Let $\alpha_1$ and $\beta_1$ be loops on $(T^2)_1$ which generate $\pi_1((T^2)_1)$ and $\alpha_2$ and $\beta_2$ be the corresponding loops in $(T^2)_2$. The space $X$ is what we get when we glue the tori together alone $\alpha_1$ and $\alpha_2$.

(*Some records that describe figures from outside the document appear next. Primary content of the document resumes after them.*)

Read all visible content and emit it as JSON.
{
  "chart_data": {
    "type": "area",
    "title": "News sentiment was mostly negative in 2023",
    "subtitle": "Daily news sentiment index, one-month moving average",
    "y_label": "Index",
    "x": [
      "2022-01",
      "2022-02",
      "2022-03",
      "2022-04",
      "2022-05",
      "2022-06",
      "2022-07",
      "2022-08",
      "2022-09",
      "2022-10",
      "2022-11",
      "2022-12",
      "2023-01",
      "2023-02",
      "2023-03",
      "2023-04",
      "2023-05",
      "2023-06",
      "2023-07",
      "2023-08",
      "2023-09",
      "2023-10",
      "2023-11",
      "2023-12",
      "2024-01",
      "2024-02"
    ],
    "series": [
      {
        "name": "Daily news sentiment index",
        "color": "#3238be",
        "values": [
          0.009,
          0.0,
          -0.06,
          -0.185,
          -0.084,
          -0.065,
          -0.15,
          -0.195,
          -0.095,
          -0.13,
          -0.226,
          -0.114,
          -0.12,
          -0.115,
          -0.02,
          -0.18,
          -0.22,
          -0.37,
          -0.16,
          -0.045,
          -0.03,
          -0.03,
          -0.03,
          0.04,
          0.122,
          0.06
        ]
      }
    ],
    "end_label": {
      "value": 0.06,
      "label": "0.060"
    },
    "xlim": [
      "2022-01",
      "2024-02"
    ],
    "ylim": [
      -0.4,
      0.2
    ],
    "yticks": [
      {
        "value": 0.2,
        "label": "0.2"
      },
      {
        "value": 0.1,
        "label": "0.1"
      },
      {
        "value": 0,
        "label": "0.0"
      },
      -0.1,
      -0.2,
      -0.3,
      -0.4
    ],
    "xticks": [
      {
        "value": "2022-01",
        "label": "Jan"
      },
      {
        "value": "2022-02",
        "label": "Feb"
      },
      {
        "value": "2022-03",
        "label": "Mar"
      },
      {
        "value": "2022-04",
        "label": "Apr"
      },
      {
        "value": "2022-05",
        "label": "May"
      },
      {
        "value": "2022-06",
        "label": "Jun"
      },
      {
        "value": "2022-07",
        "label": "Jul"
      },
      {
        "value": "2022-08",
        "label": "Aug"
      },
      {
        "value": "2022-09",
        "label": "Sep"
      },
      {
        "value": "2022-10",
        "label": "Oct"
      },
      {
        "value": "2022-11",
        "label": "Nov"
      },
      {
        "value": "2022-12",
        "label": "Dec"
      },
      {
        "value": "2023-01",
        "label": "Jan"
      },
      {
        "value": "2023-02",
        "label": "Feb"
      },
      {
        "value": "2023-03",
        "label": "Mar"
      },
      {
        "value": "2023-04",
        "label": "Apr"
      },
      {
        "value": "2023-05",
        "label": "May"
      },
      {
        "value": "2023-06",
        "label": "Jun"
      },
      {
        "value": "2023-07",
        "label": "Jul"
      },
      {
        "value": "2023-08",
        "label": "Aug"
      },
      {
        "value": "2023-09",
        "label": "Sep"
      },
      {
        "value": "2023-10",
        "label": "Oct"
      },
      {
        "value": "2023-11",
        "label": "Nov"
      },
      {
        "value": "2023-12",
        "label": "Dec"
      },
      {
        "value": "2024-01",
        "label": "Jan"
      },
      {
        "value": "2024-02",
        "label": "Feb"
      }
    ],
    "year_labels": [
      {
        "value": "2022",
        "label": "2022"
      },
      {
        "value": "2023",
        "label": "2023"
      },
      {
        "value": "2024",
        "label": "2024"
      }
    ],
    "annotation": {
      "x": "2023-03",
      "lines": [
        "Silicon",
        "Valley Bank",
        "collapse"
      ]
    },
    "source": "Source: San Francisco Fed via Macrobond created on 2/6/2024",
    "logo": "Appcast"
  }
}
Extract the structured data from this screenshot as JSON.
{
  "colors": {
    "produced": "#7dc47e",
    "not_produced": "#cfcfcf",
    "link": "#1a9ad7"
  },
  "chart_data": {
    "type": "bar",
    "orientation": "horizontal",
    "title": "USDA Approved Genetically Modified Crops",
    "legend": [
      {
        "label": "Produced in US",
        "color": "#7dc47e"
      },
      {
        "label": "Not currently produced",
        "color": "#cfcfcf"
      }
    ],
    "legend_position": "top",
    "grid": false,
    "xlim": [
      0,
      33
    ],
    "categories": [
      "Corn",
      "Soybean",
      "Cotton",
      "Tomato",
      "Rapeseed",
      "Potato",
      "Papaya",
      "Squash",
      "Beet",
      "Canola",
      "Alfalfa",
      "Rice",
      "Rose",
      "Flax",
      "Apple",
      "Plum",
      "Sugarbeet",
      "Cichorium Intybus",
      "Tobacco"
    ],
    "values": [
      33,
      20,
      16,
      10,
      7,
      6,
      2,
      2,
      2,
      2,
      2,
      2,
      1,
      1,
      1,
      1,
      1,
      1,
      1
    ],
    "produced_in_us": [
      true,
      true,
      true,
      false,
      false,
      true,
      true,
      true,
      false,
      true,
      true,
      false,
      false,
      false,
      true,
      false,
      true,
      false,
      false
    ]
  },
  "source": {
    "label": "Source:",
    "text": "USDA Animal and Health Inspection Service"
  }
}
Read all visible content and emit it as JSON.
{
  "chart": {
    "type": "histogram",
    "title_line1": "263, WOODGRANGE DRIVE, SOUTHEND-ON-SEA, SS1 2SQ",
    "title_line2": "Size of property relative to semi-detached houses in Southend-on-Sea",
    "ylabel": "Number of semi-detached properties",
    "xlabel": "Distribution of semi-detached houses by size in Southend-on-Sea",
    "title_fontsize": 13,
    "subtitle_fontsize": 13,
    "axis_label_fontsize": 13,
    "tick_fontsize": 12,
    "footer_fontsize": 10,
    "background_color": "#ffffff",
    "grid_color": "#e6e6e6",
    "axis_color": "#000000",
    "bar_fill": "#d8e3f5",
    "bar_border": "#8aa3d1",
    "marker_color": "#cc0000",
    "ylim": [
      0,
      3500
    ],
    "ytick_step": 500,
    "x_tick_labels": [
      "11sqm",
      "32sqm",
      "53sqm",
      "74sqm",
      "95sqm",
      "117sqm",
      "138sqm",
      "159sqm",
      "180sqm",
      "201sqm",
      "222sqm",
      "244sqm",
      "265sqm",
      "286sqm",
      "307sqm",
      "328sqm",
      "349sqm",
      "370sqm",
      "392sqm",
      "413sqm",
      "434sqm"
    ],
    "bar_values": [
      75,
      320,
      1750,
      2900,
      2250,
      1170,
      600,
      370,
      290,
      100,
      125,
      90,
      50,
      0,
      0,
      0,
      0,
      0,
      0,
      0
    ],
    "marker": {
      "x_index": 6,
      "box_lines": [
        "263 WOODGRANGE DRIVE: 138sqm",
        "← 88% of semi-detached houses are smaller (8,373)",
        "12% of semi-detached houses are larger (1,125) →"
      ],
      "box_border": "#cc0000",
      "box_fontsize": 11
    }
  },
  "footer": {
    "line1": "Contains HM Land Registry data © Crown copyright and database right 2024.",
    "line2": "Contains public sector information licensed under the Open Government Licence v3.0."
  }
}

Let $U_1\subset X$ be a small open neighbourhood of $(T^2)_1$ in $X$ and similarly let $U_2\subset X$ be a small open neighbourhood of $(T^2)_2$ in $X$. The intersection $U_1\cap U_2$ is a small open neighbourhood of $\alpha_1=\alpha_2$ and so in particular has fundamental group which is generated by these elements. We can conclude from Van-Kampen's theorem that $$\pi_1(X)=((\mathbb{Z}^2\ast\mathbb{Z}^2)_{\langle \alpha_1,\beta_1,\alpha_2,\beta_2 \rangle})/\langle\alpha_1=\alpha_2\rangle$$
Honestly, the much quicker way to calculate this fundamental group, without worrying about Van-Kampen's theorem, is to see that $X$ is homeomorphic to the space $(S^1\vee S^1)\times S^1$, the product of a circle with a wedge of two circles (figure eight space). We can then use the fact that $\pi_1(A\vee B)\cong \pi_1(A)\ast \pi_1(B)$ and $\pi_1(A\times B)\cong \pi_1(A)\times\pi_1(B)$ to get $\pi_1(X)\cong (\mathbb{Z}\ast\mathbb{Z})\times\mathbb{Z}$ - here the three generaters from left to right are $\beta_1,\beta_2,\alpha_1(=\alpha_2)$.